A central part of effective monitoring of RA is joint examination, with high-resolution ultrasonography (US).
To give the best treatment strategy for patients with RA, it is necessary to be able to accurately assess the disease activity changes over time. Therefore a US RA scoring systems have been developed(figure 2).
To increase the consistency of this scoring system, an atlas has recently been published, including several examples of each of the scores for a large number of joints. A reliability exercise showed that use of this atlas gave excellent reliability for real-time synovitis scoring of a large number of joints in RA patients.

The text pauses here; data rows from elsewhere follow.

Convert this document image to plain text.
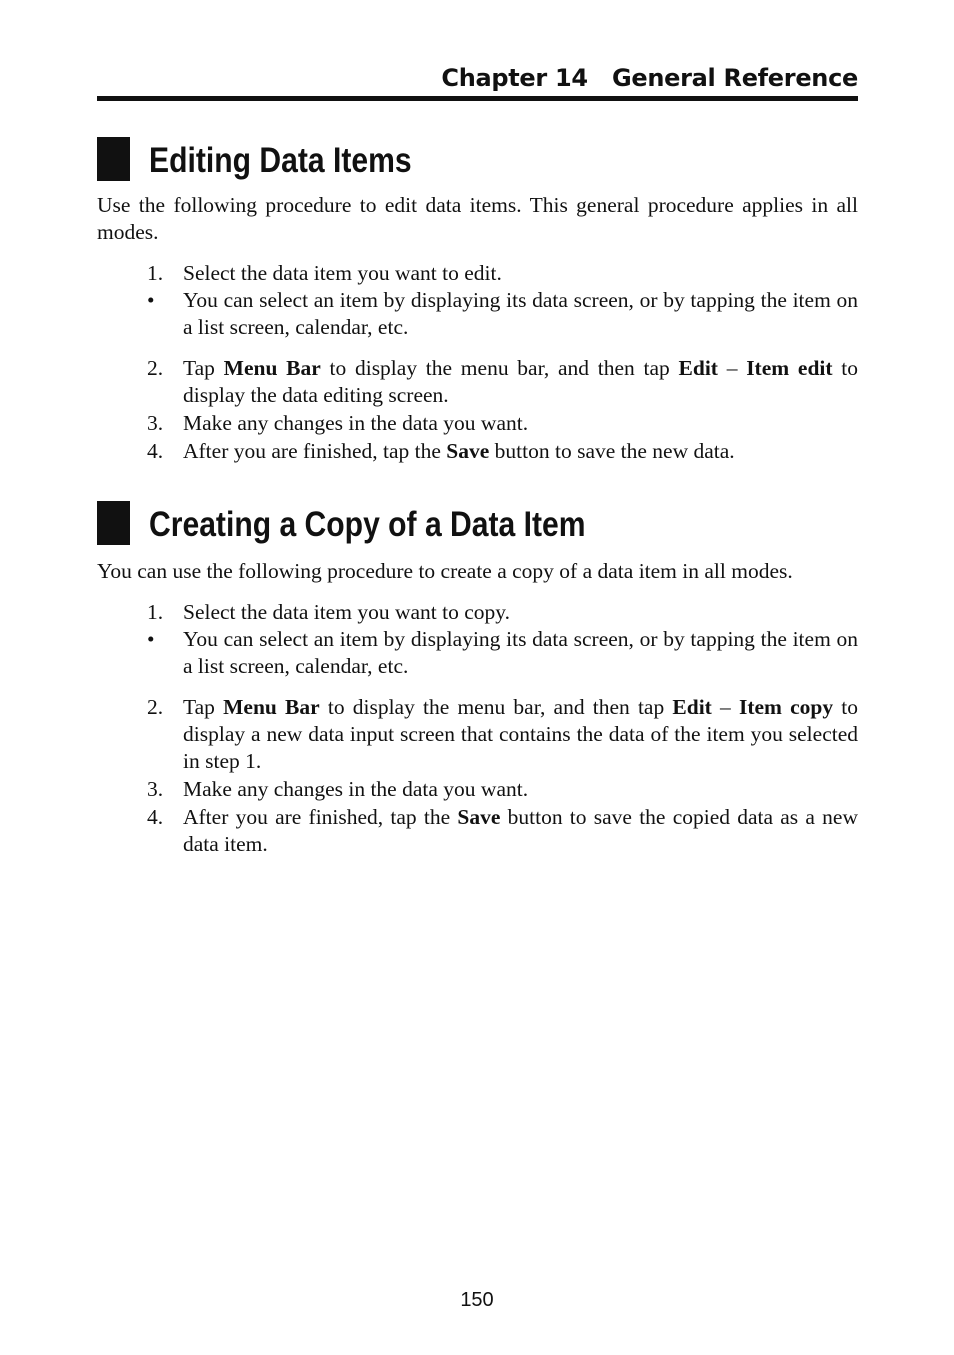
Chapter 14   General Reference
Editing Data Items

Use the following procedure to edit data items. This general procedure applies in all modes.

1. Select the data item you want to edit.
• You can select an item by displaying its data screen, or by tapping the item on a list screen, calendar, etc.
2. Tap Menu Bar to display the menu bar, and then tap Edit – Item edit to display the data editing screen.
3. Make any changes in the data you want.
4. After you are finished, tap the Save button to save the new data.
Creating a Copy of a Data Item

You can use the following procedure to create a copy of a data item in all modes.

1. Select the data item you want to copy.
• You can select an item by displaying its data screen, or by tapping the item on a list screen, calendar, etc.
2. Tap Menu Bar to display the menu bar, and then tap Edit – Item copy to display a new data input screen that contains the data of the item you selected in step 1.
3. Make any changes in the data you want.
4. After you are finished, tap the Save button to save the copied data as a new data item.
150
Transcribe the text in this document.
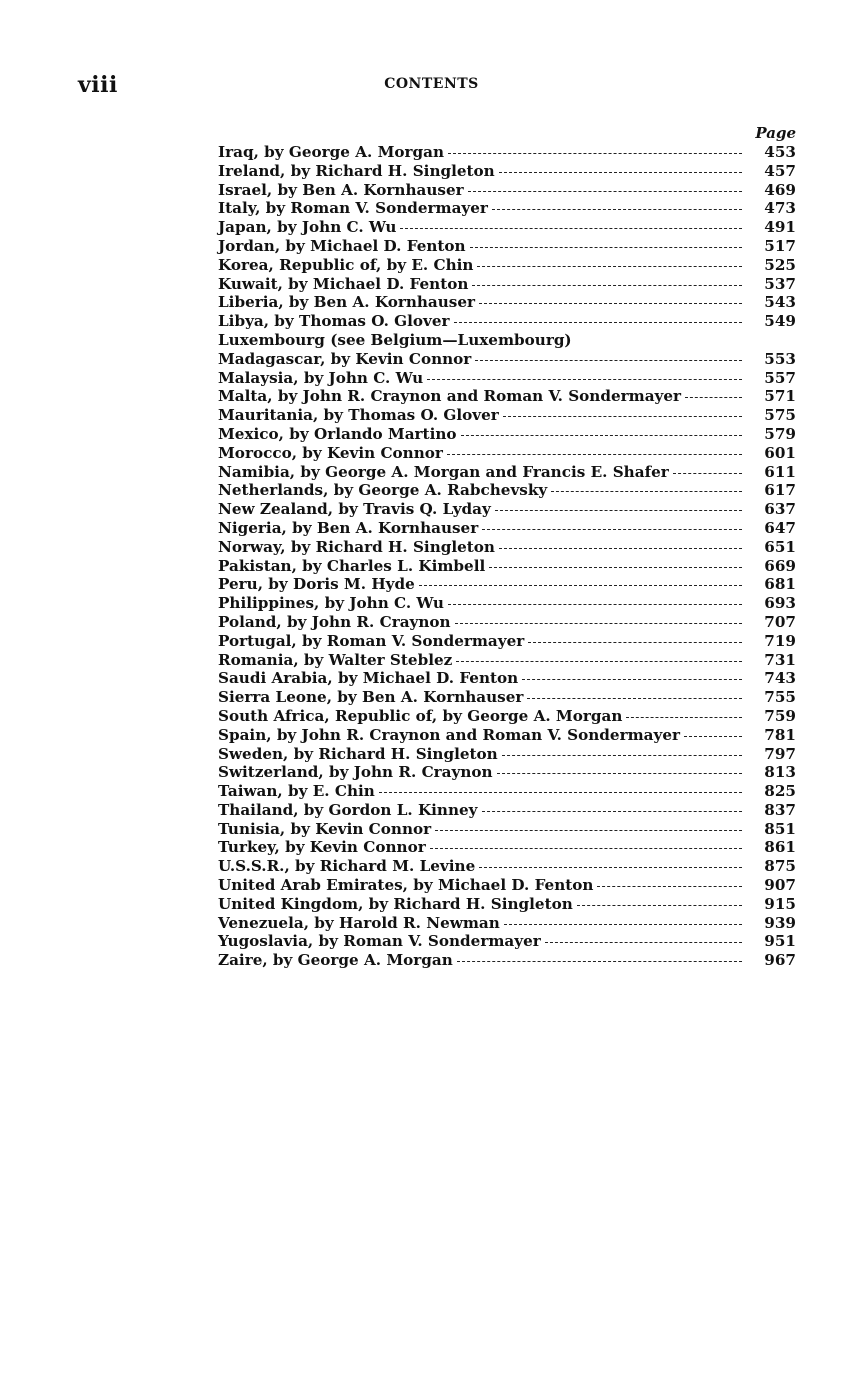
viii	CONTENTS
Page
Iraq, by George A. Morgan	453
Ireland, by Richard H. Singleton	457
Israel, by Ben A. Kornhauser	469
Italy, by Roman V. Sondermayer	473
Japan, by John C. Wu	491
Jordan, by Michael D. Fenton	517
Korea, Republic of, by E. Chin	525
Kuwait, by Michael D. Fenton	537
Liberia, by Ben A. Kornhauser	543
Libya, by Thomas O. Glover	549
Luxembourg (see Belgium—Luxembourg)
Madagascar, by Kevin Connor	553
Malaysia, by John C. Wu	557
Malta, by John R. Craynon and Roman V. Sondermayer	571
Mauritania, by Thomas O. Glover	575
Mexico, by Orlando Martino	579
Morocco, by Kevin Connor	601
Namibia, by George A. Morgan and Francis E. Shafer	611
Netherlands, by George A. Rabchevsky	617
New Zealand, by Travis Q. Lyday	637
Nigeria, by Ben A. Kornhauser	647
Norway, by Richard H. Singleton	651
Pakistan, by Charles L. Kimbell	669
Peru, by Doris M. Hyde	681
Philippines, by John C. Wu	693
Poland, by John R. Craynon	707
Portugal, by Roman V. Sondermayer	719
Romania, by Walter Steblez	731
Saudi Arabia, by Michael D. Fenton	743
Sierra Leone, by Ben A. Kornhauser	755
South Africa, Republic of, by George A. Morgan	759
Spain, by John R. Craynon and Roman V. Sondermayer	781
Sweden, by Richard H. Singleton	797
Switzerland, by John R. Craynon	813
Taiwan, by E. Chin	825
Thailand, by Gordon L. Kinney	837
Tunisia, by Kevin Connor	851
Turkey, by Kevin Connor	861
U.S.S.R., by Richard M. Levine	875
United Arab Emirates, by Michael D. Fenton	907
United Kingdom, by Richard H. Singleton	915
Venezuela, by Harold R. Newman	939
Yugoslavia, by Roman V. Sondermayer	951
Zaire, by George A. Morgan	967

However, applying this atlas based scoring method depends highly on the operator’s ability to locate the exact position for the measurement. In order to follow the progress of a specific patient, the operator has to be able to find the same location multiple times separated by months.
The robotic platform will ensure systematic and uniform method to perform ultrasound scans, thereby ensuring physicians the best possible starting point for the determination of treatment. Such systematic scanning is not possible today due to inaccuracy in human performance.
The project is funded by EnergiFyn, Denmark.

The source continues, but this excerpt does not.